Придворная словесность: институт литературы и конструкции абсолютизма в России середины XVIII века (Осповат) - страница 142

Сочинися аки бы сам собою, за частое во священных псалмопениях упражнение, ими же богодухновенный царь Давид всевышнему Богу хвалу воспеваше и божественная прославляше благодеяния. Каковая и мне и фамилии моей от вышшаго онаго вседержителя и всестроителя, благотворительныя величества вашего и Петра Великаго руки употребившаго, равною мерою и в подобных – да тако реку – случаях явленна быти зная, теми же и хвалами часто имя его превозносити должности моей приличествовати разсуждаю. Той убо самый верховнейший всего круга земнаго управитель, моя и всея пространнейшия сея империи (яже таяжде суть) сердечножелания благоприятна да сотворит и священное ваше императорское величество со всею пресветлейшею фамилиею во всех делах присноцветуще на множайшая да сохранить лета <…> (Кантемир 1867–1868, II, 338–339).

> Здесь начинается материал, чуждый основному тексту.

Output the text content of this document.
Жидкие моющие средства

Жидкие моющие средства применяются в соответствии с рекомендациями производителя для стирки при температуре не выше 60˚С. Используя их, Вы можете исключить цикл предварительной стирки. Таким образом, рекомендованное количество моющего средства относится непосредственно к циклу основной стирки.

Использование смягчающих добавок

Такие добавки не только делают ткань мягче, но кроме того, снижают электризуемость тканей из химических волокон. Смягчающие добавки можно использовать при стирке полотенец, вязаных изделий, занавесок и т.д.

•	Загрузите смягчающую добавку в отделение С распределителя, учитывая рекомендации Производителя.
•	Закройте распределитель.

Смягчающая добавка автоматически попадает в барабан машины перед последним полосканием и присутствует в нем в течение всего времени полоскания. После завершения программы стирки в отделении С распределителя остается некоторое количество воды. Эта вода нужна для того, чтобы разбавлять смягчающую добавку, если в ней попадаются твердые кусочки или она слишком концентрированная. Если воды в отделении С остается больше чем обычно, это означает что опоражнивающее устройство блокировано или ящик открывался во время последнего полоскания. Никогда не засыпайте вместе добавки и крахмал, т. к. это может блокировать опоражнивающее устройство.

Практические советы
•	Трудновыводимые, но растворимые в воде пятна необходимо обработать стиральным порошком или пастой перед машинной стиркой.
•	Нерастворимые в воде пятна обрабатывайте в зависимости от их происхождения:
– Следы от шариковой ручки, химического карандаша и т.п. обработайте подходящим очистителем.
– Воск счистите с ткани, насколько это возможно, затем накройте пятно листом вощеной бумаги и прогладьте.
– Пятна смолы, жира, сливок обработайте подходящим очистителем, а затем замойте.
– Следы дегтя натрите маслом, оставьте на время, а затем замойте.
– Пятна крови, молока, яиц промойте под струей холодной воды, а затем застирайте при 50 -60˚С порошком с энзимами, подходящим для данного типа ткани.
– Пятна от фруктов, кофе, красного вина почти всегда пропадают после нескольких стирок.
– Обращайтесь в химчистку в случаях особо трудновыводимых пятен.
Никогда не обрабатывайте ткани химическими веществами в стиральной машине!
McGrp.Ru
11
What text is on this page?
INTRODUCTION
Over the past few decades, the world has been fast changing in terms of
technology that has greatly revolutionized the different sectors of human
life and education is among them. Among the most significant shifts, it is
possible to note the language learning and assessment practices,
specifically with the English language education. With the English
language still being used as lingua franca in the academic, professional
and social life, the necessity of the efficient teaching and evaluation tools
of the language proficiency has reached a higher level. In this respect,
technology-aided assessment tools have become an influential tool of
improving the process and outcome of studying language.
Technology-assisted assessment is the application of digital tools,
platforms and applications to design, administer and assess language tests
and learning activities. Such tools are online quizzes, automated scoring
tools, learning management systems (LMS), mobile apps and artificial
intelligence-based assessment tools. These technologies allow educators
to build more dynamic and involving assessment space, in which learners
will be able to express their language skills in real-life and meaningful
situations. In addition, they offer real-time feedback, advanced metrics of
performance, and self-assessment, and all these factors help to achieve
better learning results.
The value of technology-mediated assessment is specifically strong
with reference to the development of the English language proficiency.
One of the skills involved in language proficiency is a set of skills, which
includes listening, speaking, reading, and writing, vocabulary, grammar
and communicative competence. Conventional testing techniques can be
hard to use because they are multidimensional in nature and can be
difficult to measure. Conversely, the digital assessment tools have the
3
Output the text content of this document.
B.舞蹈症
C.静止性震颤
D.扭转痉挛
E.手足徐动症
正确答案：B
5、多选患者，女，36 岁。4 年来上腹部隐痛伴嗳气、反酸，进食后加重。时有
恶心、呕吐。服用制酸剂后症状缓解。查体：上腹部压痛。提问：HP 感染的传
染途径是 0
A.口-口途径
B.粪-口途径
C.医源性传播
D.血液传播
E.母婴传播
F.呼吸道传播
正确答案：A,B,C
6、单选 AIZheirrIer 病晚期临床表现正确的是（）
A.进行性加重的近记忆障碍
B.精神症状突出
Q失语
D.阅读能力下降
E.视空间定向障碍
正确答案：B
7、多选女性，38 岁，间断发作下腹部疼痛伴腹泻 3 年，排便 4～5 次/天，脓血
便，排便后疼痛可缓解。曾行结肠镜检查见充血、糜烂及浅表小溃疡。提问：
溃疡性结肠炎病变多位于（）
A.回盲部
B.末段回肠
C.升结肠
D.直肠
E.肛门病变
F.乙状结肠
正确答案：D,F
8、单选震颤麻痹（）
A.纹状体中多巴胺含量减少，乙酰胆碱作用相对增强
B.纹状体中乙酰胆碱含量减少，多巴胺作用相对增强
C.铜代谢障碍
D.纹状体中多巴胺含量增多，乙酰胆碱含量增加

Псалтырь служит здесь материалом для нескольких взаимосвязанных аллегорических аналогий, складывающихся в многосоставный политический код. Подобно Симеону, Кантемир сопоставляет «богодухновенного царя Давида» со «священным императорским величеством» русской императрицы. В то же время со «священными псалмопениями» Давида сравниваются молитвы подданных о благоденствии монархини и ее царства. Голос пророка присваивается литератору, облекающему в публичное слово политическую эмоцию «всея пространнейшия сея империи».

Как заключает Погосян, для осмысления панегирической словесности этой эпохи чрезвычайно важно понятие политической эмоции, «которая должна быть им [читателем или слушателем] пережита „по должности“ патриота и гражданина». В одическую лирику эмоциональные матрицы такого рода переходили в том числе из торжественной проповеди, где вызванная свершениями государя «обязательная и искренняя радость, в соответствии с внутренней логикой жанра, должна вылиться в обращение слушателей ко Всевышнему» по образцу псалмов: «<…> не ино что на уста приходит, токмо различныя оныя духом святым иногда воспетыя гласы, торжеством вкупе и благодарением божию помощ славящыя» (Прокопович 1961, 37; Погосян 1997, 26–27). Исследователи справедливо усматривают в одической поэзии «фундаментальное соответствие между положением субъекта-подданного (и субъекта речи) в религиозном и политическом мироустройстве» (Маслов 2015, 219; ср.: Ram 2003, 55–57).

Действительно, в посвящении Кантемира благодарение бога выступает образцом для политической эмоции подданного: милости, оказанные Петром и Екатериной фамилии Кантемиров, приписываются божественной воле, которая, в свою очередь, предстает мистической проекцией царской власти. Запечатленная в Псалтыри фигура молящегося Давида, средоточие христианского смирения, оборачивается архетипом подданного, ожидающего вознаграждения за преданность: посвящением к «Симфонии» молодой Кантемир, находившийся в непростом положении после смерти отца, надеялся добиться поддержки императрицы.